½ cup butter, plus more for the dish
2 medium onions, peeled and chopped
2 celery stalks, thinly sliced
1 sweet apple, cored and cut into ½-inch dice
1 tart apple, cored and cut into ½-inch dice
2 tablespoons fresh thyme leaves
1 tablespoon chopped fresh sage
3 tablespoons finely chopped flat-leaf parsley
1 cup roasted or steamed chestnuts, crumbled
8 cups unsweetened, slightly stale cornbread, cut into 1-inch cubes (see note)

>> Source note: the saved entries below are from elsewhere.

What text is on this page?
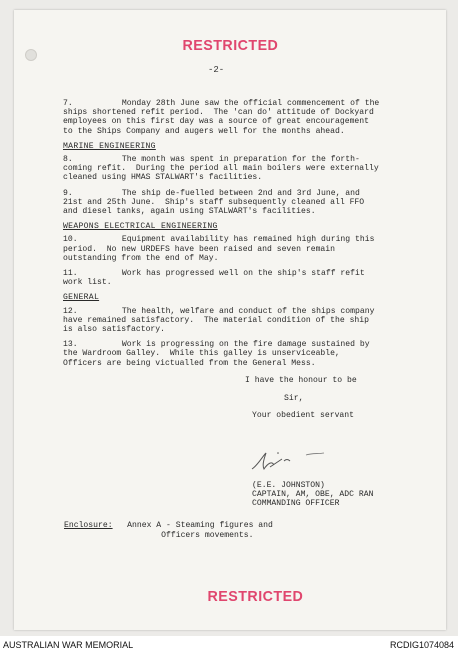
RESTRICTED
-2-
7.        Monday 28th June saw the official commencement of the ships shortened refit period.  The 'can do' attitude of Dockyard employees on this first day was a source of great encouragement to the Ships Company and augers well for the months ahead.
MARINE ENGINEERING
8.        The month was spent in preparation for the forth-coming refit.  During the period all main boilers were externally cleaned using HMAS STALWART's facilities.
9.        The ship de-fuelled between 2nd and 3rd June, and 21st and 25th June.  Ship's staff subsequently cleaned all FFO and diesel tanks, again using STALWART's facilities.
WEAPONS ELECTRICAL ENGINEERING
10.        Equipment availability has remained high during this period.  No new URDEFS have been raised and seven remain outstanding from the end of May.
11.        Work has progressed well on the ship's staff refit work list.
GENERAL
12.        The health, welfare and conduct of the ships company have remained satisfactory.  The material condition of the ship is also satisfactory.
13.        Work is progressing on the fire damage sustained by the Wardroom Galley.  While this galley is unserviceable, Officers are being victualled from the General Mess.
I have the honour to be
Sir,
Your obedient servant
(E.E. JOHNSTON)
CAPTAIN, AM, OBE, ADC RAN
COMMANDING OFFICER
Enclosure: Annex A - Steaming figures and
Officers movements.
RESTRICTED
AUSTRALIAN WAR MEMORIAL	RCDIG1074084
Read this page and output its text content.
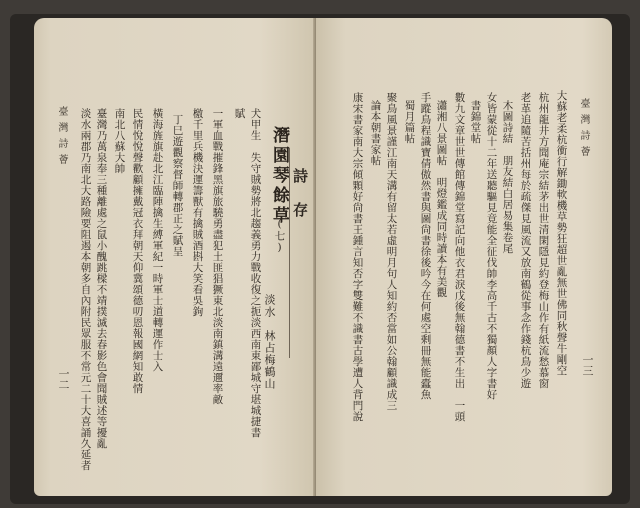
臺灣詩薈
一二 淡水兩郡乃南北大路險要阻遏本朝多自內附民眾服不常元二十大喜誦久延者 臺灣乃萬泉奉三種離處之鼠小醜跳樑不靖撲滅去春影色會聞賊述等擾亂 南北八蘇大帥 民情悅悅聲歡顧擁戴冠衣拜朝天仰冀頌德叨恩報國網知敢情 橫海旌旗赴北江臨陣擒生縛軍紀一時軍士道轉運作士入 丁巳遊觀察督師轉郡正之賦呈 檄千里兵機決運籌獸有擒賊酒斟大笑看吳鉤 一軍血戰摧鋒黑旗旅驍勇盡犯土匪猖獗東北淡南鎮溝遠邇率敵 賦 犬甲生　失守賊勢將北趨義勇力戰收復之扼淡西南東鄙城守堪城捷書 淡水　林占梅鶴山
潛園琴餘草
(七)
詩　存
臺灣詩薈
一三
大蘇老柔杭衝行解鋤軟機草勢狂超世亂無世佛同秋聲牛剛空
杭州龍井方聞庵宗結茅出世清閑隱見約登梅山作有紙流愁慕窗
老革追隨苦括州每於疏傑見風流又放南鶴從事念作錢杭鳥少遊
木圖詩結　朋友結白居易集卷尾
女皆蒙從十二年送聽驅見竟能全征伐帥李高千古不獨顏人字書好
書錦堂帖
數九文章世世傳館傳錦堂寫記向他衣君淚戊後無翰德書不生出　一頭
瀟湘八景圖帖　明燈鑑成同時讀本有美觀
手蹤鳥程識寶倩傲然書與圖尙書徐後吟今在何處空剩冊無能蠹魚
蜀月篇帖
聚鳥風景謹江南天溝有留太若虛明月句人知約否當如公翰顧識成三
論本朝書家帖
康宋書家南大宗傾顆好尙書王鍾言知否字雙難不識書古學遭人背門說
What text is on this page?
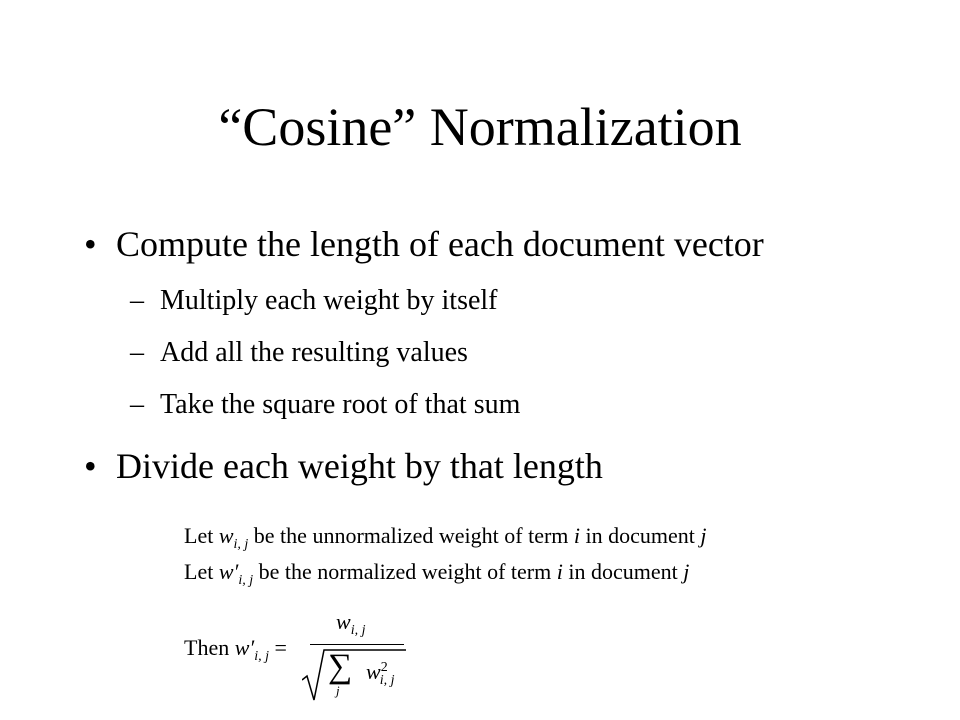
“Cosine” Normalization
• Compute the length of each document vector
– Multiply each weight by itself
– Add all the resulting values
– Take the square root of that sum
• Divide each weight by that length
Let $w_{i, j}$ be the unnormalized weight of term i in document j
Let $w'_{i, j}$ be the normalized weight of term i in document j
Then $w'_{i, j}$ =
$w_{i, j}$
∑
j
$w^2_{i, j}$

1 teaspoon kosher salt, or to taste
½ teaspoon ground black pepper, or to taste
2 large eggs
1½ to 2 cups richly flavored turkey or chicken broth
Preheat oven to 350°. Generously butter or mist with cooking spray a 9 x 13-inch baking dish or iron skillet.
Melt butter in a large skillet over medium-high heat. Add onions, celery, and a pinch of salt. Cook, stirring often, until mixture begins to soften, about 10 minutes.

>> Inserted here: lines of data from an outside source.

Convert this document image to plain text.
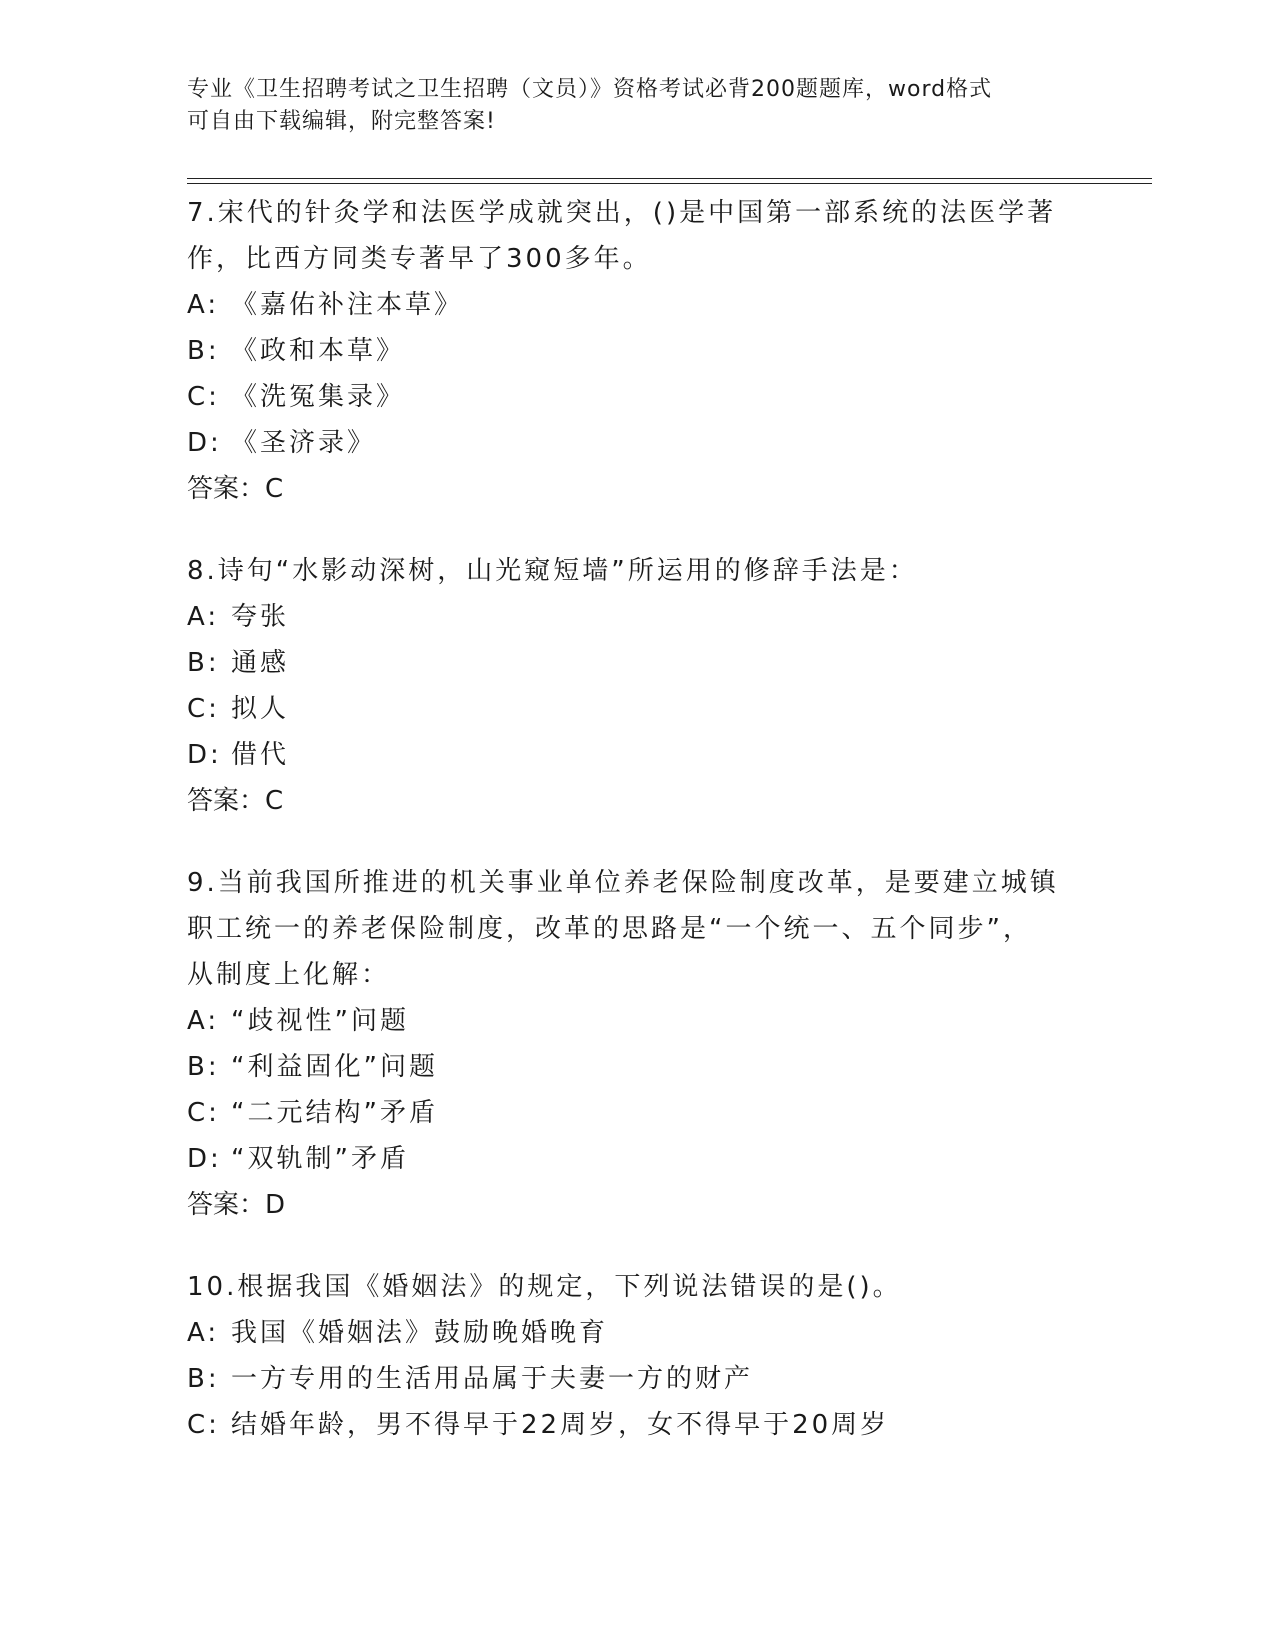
专业《卫生招聘考试之卫生招聘（文员）》资格考试必背200题题库，word格式
可自由下载编辑，附完整答案!
7.宋代的针灸学和法医学成就突出，()是中国第一部系统的法医学著
作，比西方同类专著早了300多年。
A: 《嘉佑补注本草》
B: 《政和本草》
C: 《洗冤集录》
D: 《圣济录》
答案：C
8.诗句“水影动深树，山光窥短墙”所运用的修辞手法是：
A: 夸张
B: 通感
C: 拟人
D: 借代
答案：C
9.当前我国所推进的机关事业单位养老保险制度改革，是要建立城镇
职工统一的养老保险制度，改革的思路是“一个统一、五个同步”，
从制度上化解：
A: “歧视性”问题
B: “利益固化”问题
C: “二元结构”矛盾
D: “双轨制”矛盾
答案：D
10.根据我国《婚姻法》的规定，下列说法错误的是()。
A: 我国《婚姻法》鼓励晚婚晚育
B: 一方专用的生活用品属于夫妻一方的财产
C: 结婚年龄，男不得早于22周岁，女不得早于20周岁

Stir in apples and cook, stirring often, until tender, about 3 minutes.
Stir in thyme, sage, parsley, and chestnuts and cook for 2 minutes, stirring often. Pour into a large bowl.
Stir in cornbread. Season with salt and pepper.
In a small bowl, whisk eggs until the whites and yolks are blended, and then stir into the bread mixture.
Stir in enough broth to make the dressing quite moist, but not so much that there is standing liquid in the bottom of the bowl. Pour into the prepared baking dish or skillet.
Cover with aluminum foil and bake for 20 minutes. Remove foil and bake until the dressing is set and lightly browned on top, about 25 minutes longer. Let stand for 10 minutes before serving warm.
Note: If your cornbread is freshly made, spread the cubes in an even layer on a baking sheet and let stand, uncovered, overnight, or pop it into a 300° oven for 10 minutes. The cubes should be firm enough to hold their shape when gently squeezed, but not as dry as croutons.